The chapel of Notre-Dame at the crossing between the current Avenue de la Faiencerie and the Allée Scheffer had been constructed from 1624 to 1627 at the instigation of the Jesuit priest Jakob Brocquart, and was generously endowed by several rich urban nobles and citizens. Within a short amount of time, this chapel, with the statue of Mary the Comforter of the Afflicted, developed into the central Marian shrine of Luxembourg, meaning that it had to be expanded already in 1640. The shrine to the Virgin Mary was torn down in 1796 by French Revolutionary troops; only a year previously, it had been turned into a garrison slaughterhouse. Today, a bronze memorial plaque donated by the Lampertsbierger Syndikat in 1935 and designed by local artist Michel Haagen, serves as a reminder of the former "Glaciskapelle" ("Glacis chapel"). (Note: Located initially on a building opposite the Kleppelkrich monument, it was moved to its current location in 1983) In 1691, the chapel cemetery (Kapellekiirfecht) had been inaugurated behind the chapel, which gradually developed into the present-day Notre-Dame Cemetery, especially since 1778 when the city parish church of St.
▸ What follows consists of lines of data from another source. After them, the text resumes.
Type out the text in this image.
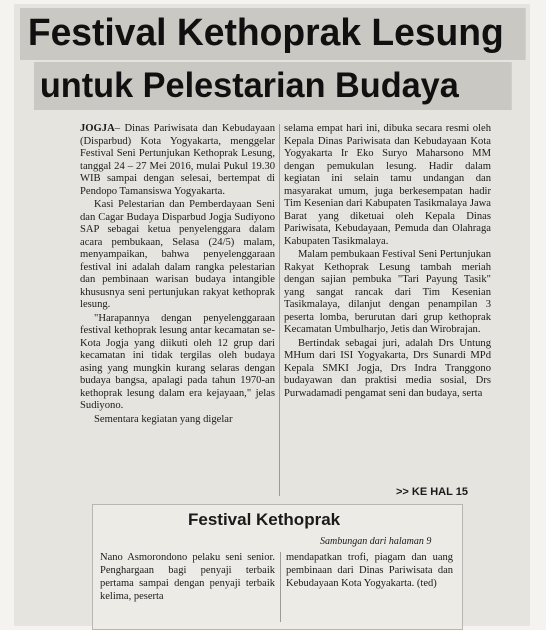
Festival Kethoprak Lesung
untuk Pelestarian Budaya

JOGJA– Dinas Pariwisata dan Kebudayaan (Disparbud) Kota Yogyakarta, menggelar Festival Seni Pertunjukan Kethoprak Lesung, tanggal 24 – 27 Mei 2016, mulai Pukul 19.30 WIB sampai dengan selesai, bertempat di Pendopo Tamansiswa Yogyakarta.

Kasi Pelestarian dan Pemberdayaan Seni dan Cagar Budaya Disparbud Jogja Sudiyono SAP sebagai ketua penyelenggara dalam acara pembukaan, Selasa (24/5) malam, menyampaikan, bahwa penyelenggaraan festival ini adalah dalam rangka pelestarian dan pembinaan warisan budaya intangible khususnya seni pertunjukan rakyat kethoprak lesung.

"Harapannya dengan penyelenggaraan festival kethoprak lesung antar kecamatan se-Kota Jogja yang diikuti oleh 12 grup dari kecamatan ini tidak tergilas oleh budaya asing yang mungkin kurang selaras dengan budaya bangsa, apalagi pada tahun 1970-an kethoprak lesung dalam era kejayaan," jelas Sudiyono.

Sementara kegiatan yang digelar

selama empat hari ini, dibuka secara resmi oleh Kepala Dinas Pariwisata dan Kebudayaan Kota Yogyakarta Ir Eko Suryo Maharsono MM dengan pemukulan lesung. Hadir dalam kegiatan ini selain tamu undangan dan masyarakat umum, juga berkesempatan hadir Tim Kesenian dari Kabupaten Tasikmalaya Jawa Barat yang diketuai oleh Kepala Dinas Pariwisata, Kebudayaan, Pemuda dan Olahraga Kabupaten Tasikmalaya.

Malam pembukaan Festival Seni Pertunjukan Rakyat Kethoprak Lesung tambah meriah dengan sajian pembuka "Tari Payung Tasik" yang sangat rancak dari Tim Kesenian Tasikmalaya, dilanjut dengan penampilan 3 peserta lomba, berurutan dari grup kethoprak Kecamatan Umbulharjo, Jetis dan Wirobrajan.

Bertindak sebagai juri, adalah Drs Untung MHum dari ISI Yogyakarta, Drs Sunardi MPd Kepala SMKI Jogja, Drs Indra Tranggono budayawan dan praktisi media sosial, Drs Purwadamadi pengamat seni dan budaya, serta

>> KE HAL 15
Festival Kethoprak
Sambungan dari halaman 9

Nano Asmorondono pelaku seni senior. Penghargaan bagi penyaji terbaik pertama sampai dengan penyaji terbaik kelima, peserta

mendapatkan trofi, piagam dan uang pembinaan dari Dinas Pariwisata dan Kebudayaan Kota Yogyakarta. (ted)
Nicholas was dismantled and the city's main cemetery was relocated to Notre-Dame. Although the official name for this is the "Cimetière Notre-Dame", in common parlance the name "Niklooskiirfecht" is still used today. Near the cemetery, 7 rebels of the Kleppelkrich were executed by firing squad on 8 January 1799. Their leader Michel Pintz was executed on 20 May of the same year by guillotine. A commemorative stone serves as a reminder of this event, made by Edmond Lux, and installed in front of the cemetery in 1974 at the instigation of the publisher François Mersch. The new Glacis chapel, endowed by Bishop Nicolas Adames and designed by the state architect Charles Arendt, was completed in 1885. In the first years of the 20th century, it temporarily served as a parish church to the rapidly increasing population of Limpertsberg.

By necessity, Limpertsberg could not begin its actual development into a residential and education district until after the dismantlement of the fortress from 1867. Only few houses or residents of Limpertsberg are mentioned historically in the era of the fortress. The siege map of 1795 does not mention one single house on the whole plateau. For strategic reasons, all the arable soil had been carried away from the current Glacis during 1745- 48; the goal here was to deprive an attacking force of the opportunity to entrench in front of the fortress, as the French troops under Vauban and Créquy had done in 1684.